Lisa walked me through over the phone what I should be looking for. The wires from the RV "hotel" battery to the self-resetting circuit breaker seemed sound enough. She told me that the next step would be to get a small electrical continuity checker. Had this happened at home, she could have done it with one she already has, but of course problems like this rarely happen when you're at the home base where all the tools are. We also tried a possible way of making it more likely to get the hood to open again single-handedly, but it didn't work.
The nearest convenient auto parts place turned out to be Pep Boys, where I did buy a small tester. Fortunately, someone else trouble-shooting his own vehicle problems helped me open the hood, and I went through the checklist:
- Test on the vehicle battery (known good because otherwise the engine wouldn't start): Good. This means the tester itself works.
- Test the hotel battery: Good. In a way, I was almost hoping it wasn't because replacing the battery is relatively easy and I could have just taken it inside and bought a new one.
- Line from hotel battery to wiring block: Good
- Line from wiring block to circuit breaker: Good
- Line out from circuit breaker: Good. This means the power is getting as far as the line that leads back to the RV chassis fuse box. (That's not the same as the vehicle fuses under the dash, which are totally separate.)
- Going inside and open the RV fuse box: Bad. No light, not on the feed from the circuit breaker or on any fuse.
Well, darn. I called Lisa and we went through the whole list again, and she confirmed what I figured when this happened, in that it looks like the fault must be in the line from the circuit breaker to the fuse box. Unfortunately, that's just about the most inconvenient section to go bad, as the wire goes snaking through the vehicle in inaccessible places. There wasn't much else to be done, so I buttoned up everything and stowed the tester, then headed off to BASFA.
Getting to BASFA in Milpitas from San Carlos, with a stop in Fremont to refuel, took quite a while in rush-hour traffic. It reminds me how lucky I am to work from home, as this covered much of my usual commute route when I worked down here.
At the BASFA meeting, I had a chance to make the case for Tonopah to the assembled members, repeating my plea that, instead of pre-supporting our bid, they use that money to buy memberships in SpikeCon (Westercon 72/2019 NASFiC) and vote for us in the Westercon 74 site selection election.
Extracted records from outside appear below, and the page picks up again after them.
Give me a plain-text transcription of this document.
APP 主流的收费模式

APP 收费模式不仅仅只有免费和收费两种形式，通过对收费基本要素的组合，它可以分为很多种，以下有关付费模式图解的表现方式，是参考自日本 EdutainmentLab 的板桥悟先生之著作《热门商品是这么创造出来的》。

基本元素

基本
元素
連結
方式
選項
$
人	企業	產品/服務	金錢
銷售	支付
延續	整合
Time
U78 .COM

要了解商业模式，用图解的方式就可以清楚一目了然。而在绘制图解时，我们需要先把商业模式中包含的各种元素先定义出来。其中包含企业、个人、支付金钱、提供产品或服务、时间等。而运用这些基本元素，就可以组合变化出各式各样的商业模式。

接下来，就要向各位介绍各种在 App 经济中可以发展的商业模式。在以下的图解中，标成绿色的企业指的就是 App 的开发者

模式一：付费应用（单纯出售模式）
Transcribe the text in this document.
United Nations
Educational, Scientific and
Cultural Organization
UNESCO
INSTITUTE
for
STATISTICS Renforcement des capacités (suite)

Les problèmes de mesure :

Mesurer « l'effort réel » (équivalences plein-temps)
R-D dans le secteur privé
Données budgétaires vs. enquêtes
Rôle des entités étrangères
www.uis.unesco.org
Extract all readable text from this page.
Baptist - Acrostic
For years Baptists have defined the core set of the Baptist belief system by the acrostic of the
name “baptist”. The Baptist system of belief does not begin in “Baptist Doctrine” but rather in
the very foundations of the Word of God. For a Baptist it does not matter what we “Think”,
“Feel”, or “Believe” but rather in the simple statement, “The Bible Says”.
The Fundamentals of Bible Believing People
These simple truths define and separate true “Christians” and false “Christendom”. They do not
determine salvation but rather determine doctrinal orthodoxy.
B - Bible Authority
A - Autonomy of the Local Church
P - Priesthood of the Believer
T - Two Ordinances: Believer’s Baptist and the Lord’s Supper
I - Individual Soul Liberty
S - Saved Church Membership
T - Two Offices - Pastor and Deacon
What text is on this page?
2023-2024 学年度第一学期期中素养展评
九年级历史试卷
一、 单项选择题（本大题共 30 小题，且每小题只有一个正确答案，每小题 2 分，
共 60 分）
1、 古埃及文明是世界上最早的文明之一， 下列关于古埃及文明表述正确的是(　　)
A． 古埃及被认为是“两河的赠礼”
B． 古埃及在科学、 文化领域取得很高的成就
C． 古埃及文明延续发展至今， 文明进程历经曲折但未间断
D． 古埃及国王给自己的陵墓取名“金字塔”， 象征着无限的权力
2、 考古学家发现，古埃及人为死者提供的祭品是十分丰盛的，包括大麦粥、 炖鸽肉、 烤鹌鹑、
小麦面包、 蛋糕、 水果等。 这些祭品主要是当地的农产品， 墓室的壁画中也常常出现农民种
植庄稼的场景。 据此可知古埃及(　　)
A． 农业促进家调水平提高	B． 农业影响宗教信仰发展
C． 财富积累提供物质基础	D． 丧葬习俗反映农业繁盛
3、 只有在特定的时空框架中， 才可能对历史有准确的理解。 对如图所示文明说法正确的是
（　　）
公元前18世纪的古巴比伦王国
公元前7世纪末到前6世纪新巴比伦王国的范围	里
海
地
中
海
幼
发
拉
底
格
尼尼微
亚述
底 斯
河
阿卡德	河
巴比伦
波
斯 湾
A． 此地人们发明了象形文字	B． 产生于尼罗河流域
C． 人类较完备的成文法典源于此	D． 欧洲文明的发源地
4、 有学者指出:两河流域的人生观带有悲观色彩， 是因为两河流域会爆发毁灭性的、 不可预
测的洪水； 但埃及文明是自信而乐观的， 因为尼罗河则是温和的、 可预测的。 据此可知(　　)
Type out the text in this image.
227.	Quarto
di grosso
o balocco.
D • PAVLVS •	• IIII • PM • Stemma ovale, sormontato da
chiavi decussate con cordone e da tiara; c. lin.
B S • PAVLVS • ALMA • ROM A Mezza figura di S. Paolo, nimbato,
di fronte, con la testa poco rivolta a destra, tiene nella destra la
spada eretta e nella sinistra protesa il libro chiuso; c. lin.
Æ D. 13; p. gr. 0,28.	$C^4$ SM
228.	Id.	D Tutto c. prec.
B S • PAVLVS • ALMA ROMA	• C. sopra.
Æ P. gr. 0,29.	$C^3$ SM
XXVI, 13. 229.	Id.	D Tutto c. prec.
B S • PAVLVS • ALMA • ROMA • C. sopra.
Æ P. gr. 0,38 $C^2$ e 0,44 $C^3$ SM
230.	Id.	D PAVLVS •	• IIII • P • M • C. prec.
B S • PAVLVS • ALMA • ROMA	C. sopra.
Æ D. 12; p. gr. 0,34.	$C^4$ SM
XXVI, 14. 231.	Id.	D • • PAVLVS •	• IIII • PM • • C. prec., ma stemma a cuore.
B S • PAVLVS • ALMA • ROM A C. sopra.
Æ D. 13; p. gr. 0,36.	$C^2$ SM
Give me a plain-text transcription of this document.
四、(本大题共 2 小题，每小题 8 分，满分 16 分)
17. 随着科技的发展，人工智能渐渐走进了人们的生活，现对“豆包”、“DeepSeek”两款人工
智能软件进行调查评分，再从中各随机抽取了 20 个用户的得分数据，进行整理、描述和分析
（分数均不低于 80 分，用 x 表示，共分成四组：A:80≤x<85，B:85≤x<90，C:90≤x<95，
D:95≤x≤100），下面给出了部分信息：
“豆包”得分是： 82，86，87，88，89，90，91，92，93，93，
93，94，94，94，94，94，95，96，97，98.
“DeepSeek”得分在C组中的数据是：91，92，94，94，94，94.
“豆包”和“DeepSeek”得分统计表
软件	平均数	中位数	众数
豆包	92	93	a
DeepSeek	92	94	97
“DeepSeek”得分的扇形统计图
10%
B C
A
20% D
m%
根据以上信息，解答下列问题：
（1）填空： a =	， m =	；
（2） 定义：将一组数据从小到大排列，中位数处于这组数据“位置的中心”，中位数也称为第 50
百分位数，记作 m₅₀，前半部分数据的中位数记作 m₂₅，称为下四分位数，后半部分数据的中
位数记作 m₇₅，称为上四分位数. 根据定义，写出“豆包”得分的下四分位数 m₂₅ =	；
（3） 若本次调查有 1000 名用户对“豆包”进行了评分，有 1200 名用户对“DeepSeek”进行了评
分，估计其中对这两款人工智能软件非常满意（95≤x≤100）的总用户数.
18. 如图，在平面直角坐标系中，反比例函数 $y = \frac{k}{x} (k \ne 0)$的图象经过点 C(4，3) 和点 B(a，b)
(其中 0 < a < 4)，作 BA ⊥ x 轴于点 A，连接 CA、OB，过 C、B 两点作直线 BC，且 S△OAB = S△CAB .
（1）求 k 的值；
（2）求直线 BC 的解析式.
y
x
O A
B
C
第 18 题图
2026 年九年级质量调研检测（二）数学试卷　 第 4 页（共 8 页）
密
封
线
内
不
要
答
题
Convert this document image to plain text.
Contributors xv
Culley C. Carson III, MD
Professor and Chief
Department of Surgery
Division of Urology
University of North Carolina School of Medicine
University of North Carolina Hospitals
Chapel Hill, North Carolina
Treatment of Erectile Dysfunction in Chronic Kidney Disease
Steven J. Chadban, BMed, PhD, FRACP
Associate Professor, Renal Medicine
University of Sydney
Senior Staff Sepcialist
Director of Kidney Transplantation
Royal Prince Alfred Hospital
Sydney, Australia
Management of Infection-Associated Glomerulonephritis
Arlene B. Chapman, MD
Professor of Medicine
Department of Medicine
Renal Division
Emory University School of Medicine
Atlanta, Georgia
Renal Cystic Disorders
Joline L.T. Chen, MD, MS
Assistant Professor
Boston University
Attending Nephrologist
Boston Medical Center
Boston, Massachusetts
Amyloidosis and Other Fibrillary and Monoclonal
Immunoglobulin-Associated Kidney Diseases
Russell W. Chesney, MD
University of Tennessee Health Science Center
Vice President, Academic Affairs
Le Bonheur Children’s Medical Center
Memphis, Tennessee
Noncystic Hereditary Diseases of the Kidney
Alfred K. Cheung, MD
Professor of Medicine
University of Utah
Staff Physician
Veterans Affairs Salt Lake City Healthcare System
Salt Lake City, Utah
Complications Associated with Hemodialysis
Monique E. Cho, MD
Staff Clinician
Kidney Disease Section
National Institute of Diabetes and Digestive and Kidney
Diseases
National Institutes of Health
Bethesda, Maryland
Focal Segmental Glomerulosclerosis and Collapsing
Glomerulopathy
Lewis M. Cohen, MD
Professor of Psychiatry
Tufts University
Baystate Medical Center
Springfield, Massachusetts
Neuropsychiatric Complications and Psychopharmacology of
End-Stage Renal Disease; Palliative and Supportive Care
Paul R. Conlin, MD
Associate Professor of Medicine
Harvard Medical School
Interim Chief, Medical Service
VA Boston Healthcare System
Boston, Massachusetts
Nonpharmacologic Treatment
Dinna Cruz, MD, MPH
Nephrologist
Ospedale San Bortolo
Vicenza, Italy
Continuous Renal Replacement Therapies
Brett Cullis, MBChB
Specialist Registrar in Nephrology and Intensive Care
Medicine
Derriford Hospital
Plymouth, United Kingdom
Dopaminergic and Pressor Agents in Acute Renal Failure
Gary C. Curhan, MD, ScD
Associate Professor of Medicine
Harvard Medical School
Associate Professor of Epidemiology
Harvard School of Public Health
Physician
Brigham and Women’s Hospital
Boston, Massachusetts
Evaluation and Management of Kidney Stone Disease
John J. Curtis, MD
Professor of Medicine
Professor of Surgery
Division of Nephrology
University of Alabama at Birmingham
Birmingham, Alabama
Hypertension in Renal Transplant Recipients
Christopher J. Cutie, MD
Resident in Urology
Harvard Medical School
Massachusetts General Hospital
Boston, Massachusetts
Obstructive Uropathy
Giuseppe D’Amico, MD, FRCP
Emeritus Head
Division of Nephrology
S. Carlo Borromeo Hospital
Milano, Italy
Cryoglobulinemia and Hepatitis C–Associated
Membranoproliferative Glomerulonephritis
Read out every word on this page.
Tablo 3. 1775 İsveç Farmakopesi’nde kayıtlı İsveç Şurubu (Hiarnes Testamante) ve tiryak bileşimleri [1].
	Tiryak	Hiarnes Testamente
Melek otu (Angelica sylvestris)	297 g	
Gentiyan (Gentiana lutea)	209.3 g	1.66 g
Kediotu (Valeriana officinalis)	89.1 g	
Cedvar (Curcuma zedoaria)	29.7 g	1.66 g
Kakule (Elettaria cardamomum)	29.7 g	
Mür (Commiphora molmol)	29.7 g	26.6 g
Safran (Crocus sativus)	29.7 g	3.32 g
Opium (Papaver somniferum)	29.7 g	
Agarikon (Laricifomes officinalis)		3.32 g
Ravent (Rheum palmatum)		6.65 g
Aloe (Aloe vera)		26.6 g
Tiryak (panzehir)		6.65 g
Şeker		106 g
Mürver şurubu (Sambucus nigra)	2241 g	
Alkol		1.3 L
I also collected from Kevin Roche and Andy Trembley a set of the vertical hanging banners (one large to put next to or behind the table and one small for table-top use) from Worldcon 76. The sign shop to whom we spoke in Fernley said that they can print new banners for those signs and change the banner out of our existing hardware cheaper than buying a new banner would cost. I stowed the banners in the RV under the sofa and thanked them for helping out the bid.
After the meeting, while putting things away in the RV, I idly flicked on one of the light switches. Light! Well, that's a surprise. Just to make sure that I'd been testing the fuse box correctly, I broke out the tester again and looked into the fuse box. Now there was a light when I tested things the way I had done earlier.
I headed off to button things up for the night, and I still had lights in the RV. I set up my CPAP machine, got ready for bed, then called Lisa to tell her the good news. Unfortunately, between the time I turned off the lights to get into bed and the time I flicked on a light while talking to Lisa, the problem returned. Lisa coached me through a couple of other possible loose connections, but they were all tight. While driving around this morning, the lights came on briefly, then flickered out again. (Again, this only affects the interior lights in the RV living space, not the vehicle running lights, headlines, heater/AC, etc.) Presumably there is a partially broken connection somewhere along there, so this will be an off-and-on issue (literally) for the rest of the trip until we can get in and investigate further.
It will be annoying to have no CPAP, because it means not getting enough rest, and my nights are short enough as it is with the alarm set for 4 AM, but I'll survive.